Not until they reached the sleeping quarters did she manage to untie her tongue. ‘I need to check on Finn.’
She turned the handle of her son’s bedroom door and slipped inside. The night light in the corner of the room gave just enough illumination for her to see him sleeping peacefully. The adjoining door to the nurse’s room was aj
ar. Loud snores could be heard from it.
Orla watched her son sleep until the thuds of her heart settled into a gentle rhythm. She crept silently back out, her heart lifting right back to a canter when she found Tonino with his back against the corridor wall, arms loosely crossed over his chest, waiting for her.
Their eyes met. His chest rose.
Her throat caught.
Long, electrified moments passed before Tonino unfolded his arms. Straightening, he took a step towards her.
Her bare feet refused her brain’s order to move into the safety of her bedroom, remaining rooted to the terracotta floor.
Two more steps and the distance between them had closed.
A muscular arm hooked around her waist and pulled her flush against him.
She gasped and gazed up at the face that had haunted her dreams for so, so long. Another long, electrified stare passed between them.
She gasped again as she was lifted off her feet, a gasp smothered by the firm, sensuous mouth she had kissed a thousand times in her dreams crushing her lips.

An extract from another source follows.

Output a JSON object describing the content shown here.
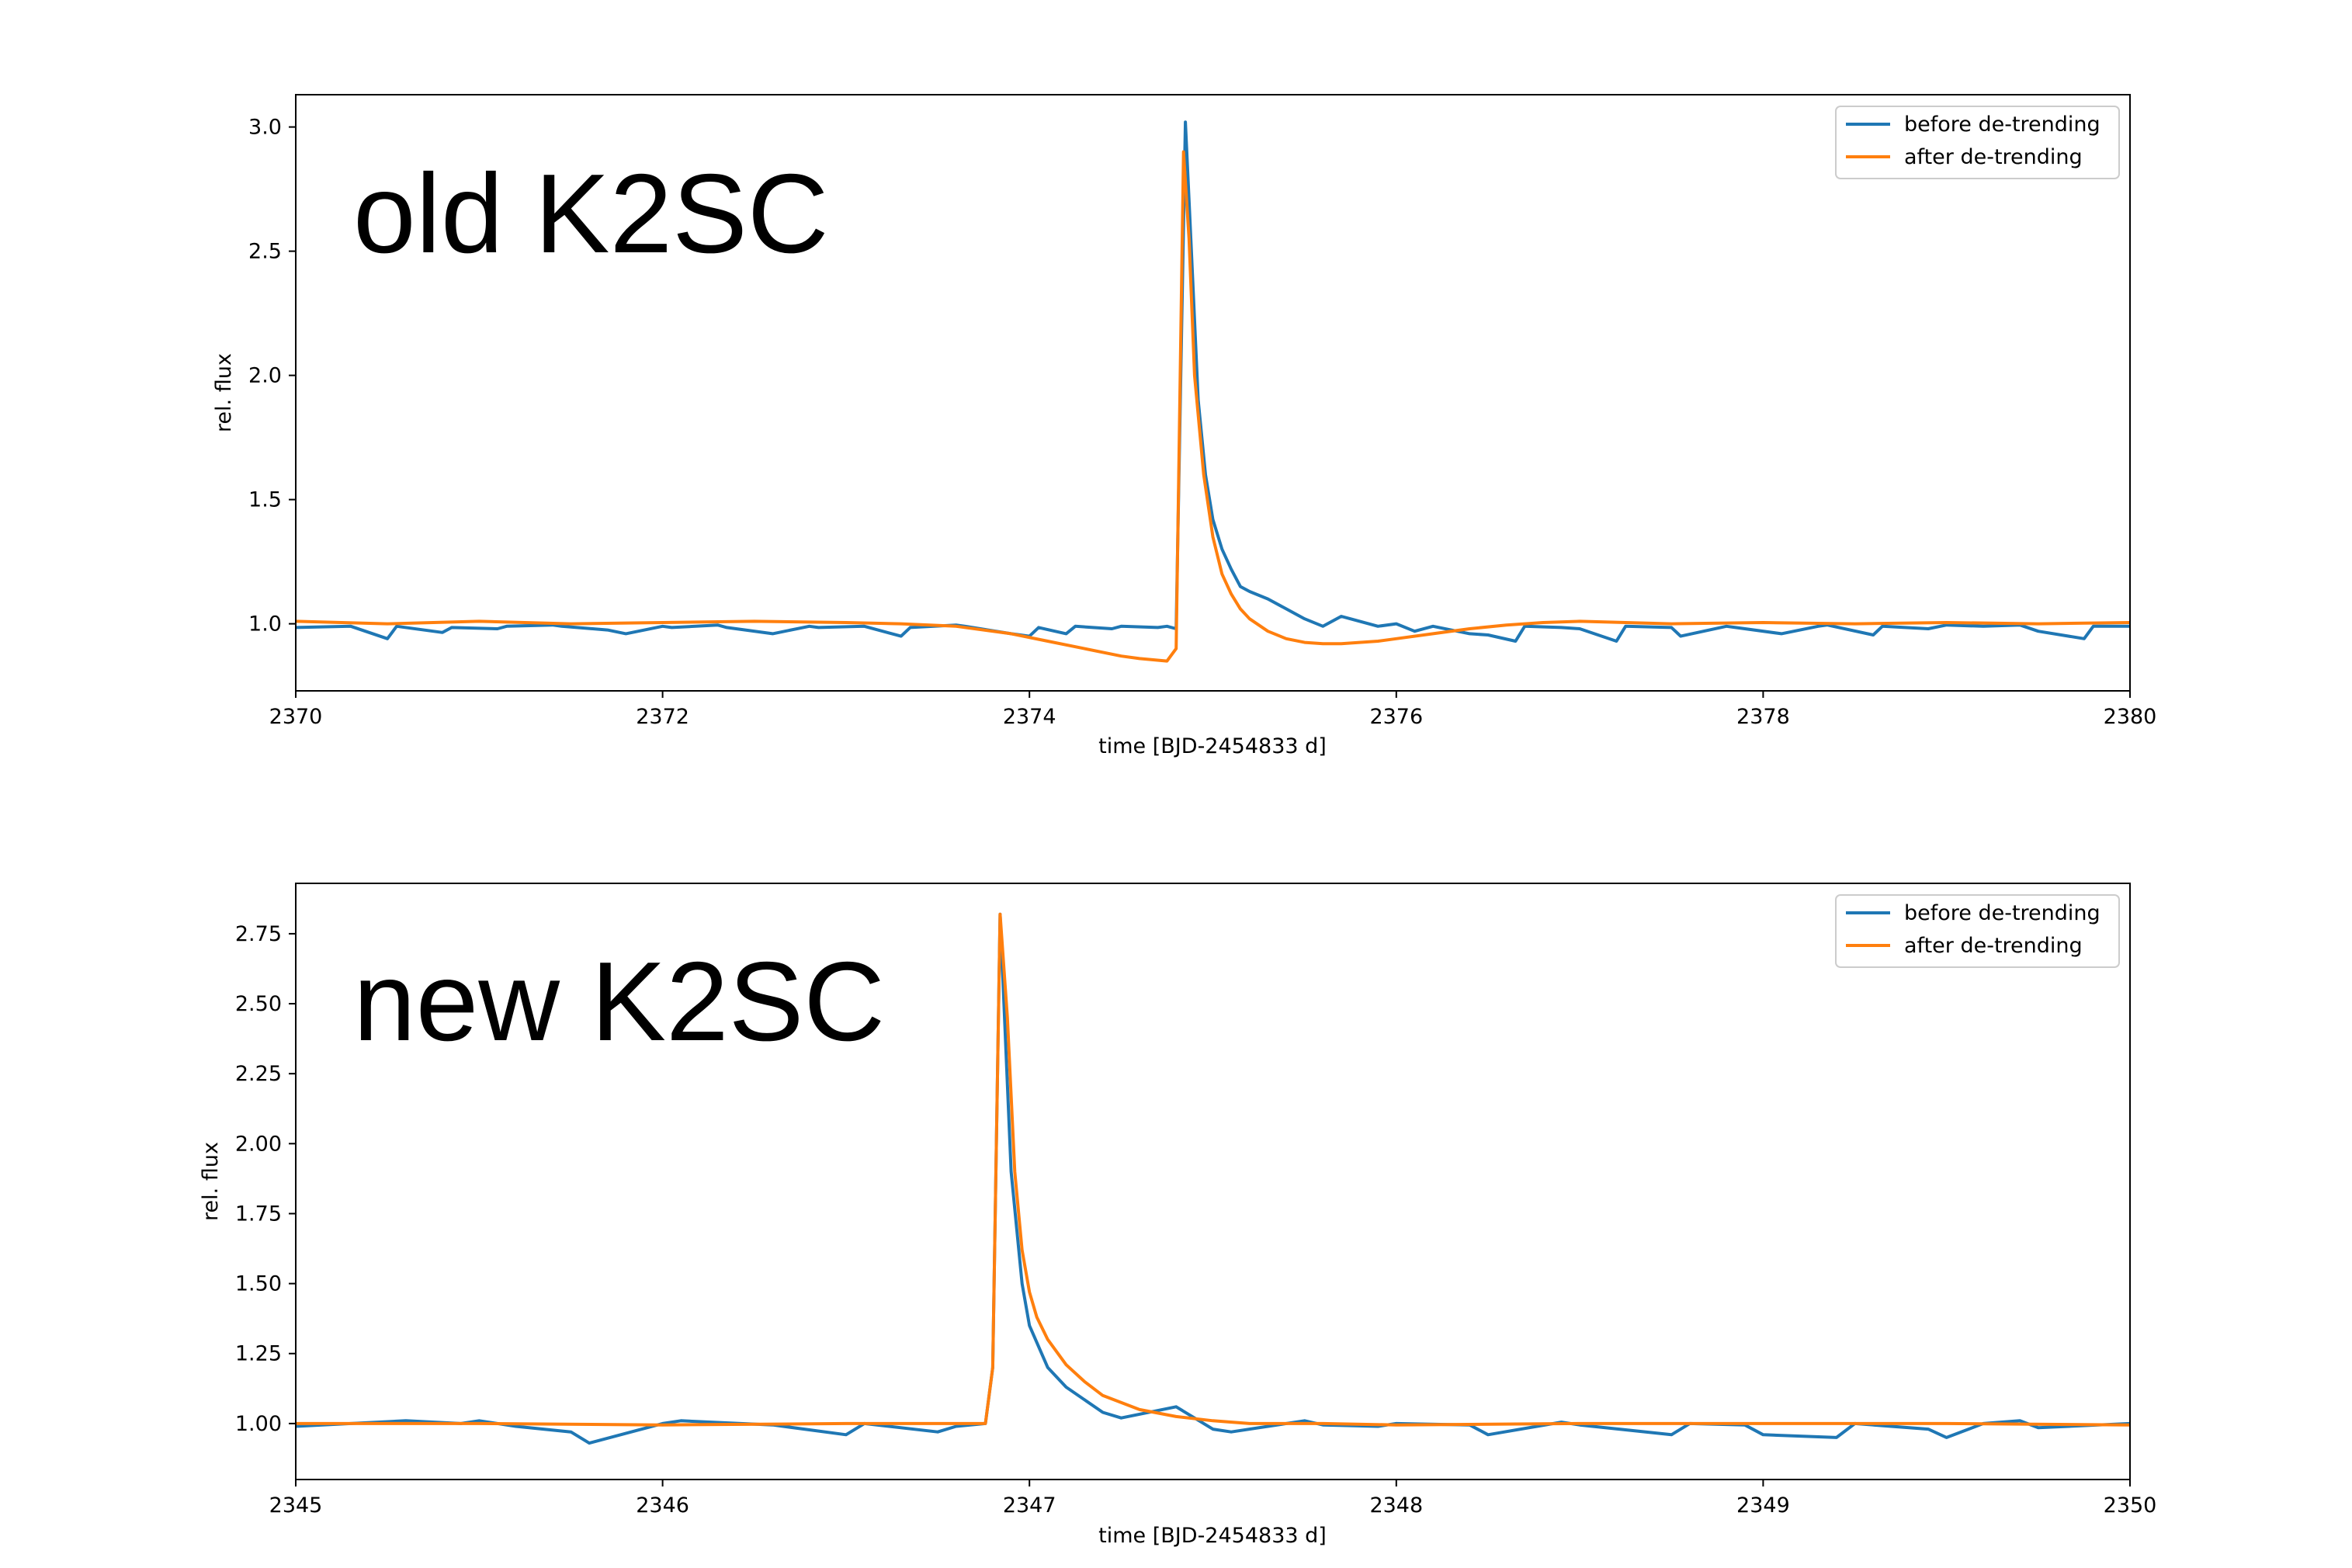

Oh, but this was a kiss that could turn a nun’s head, never mind a love-starved Irishwoman whose heart had been given to, then broken by, the only man her body had ever ached for. A thousand brand-new feelings erupted in her and, wrapping her arms around his neck, she returned the kiss with all the passion in her soul, scraping her fingers down his nape as their tongues collided and their mouths moulded into one.
Heat fizzed through her veins as her every atom made a collective sigh that had her tightening her hold on him.
Tonino held her just as tightly. Only when they finally came up for air did he remove an arm from her waist and reach out for the door handle, pushing it open before wrapping the arm back around her.
Orla found herself being half carried into an intensely masculine bedroom. The tips of her toes swished gracefully over thick carpet until she was twisted around and the backs of her legs met resistance in the form of a humongous four-poster bed, which her bottom fell onto.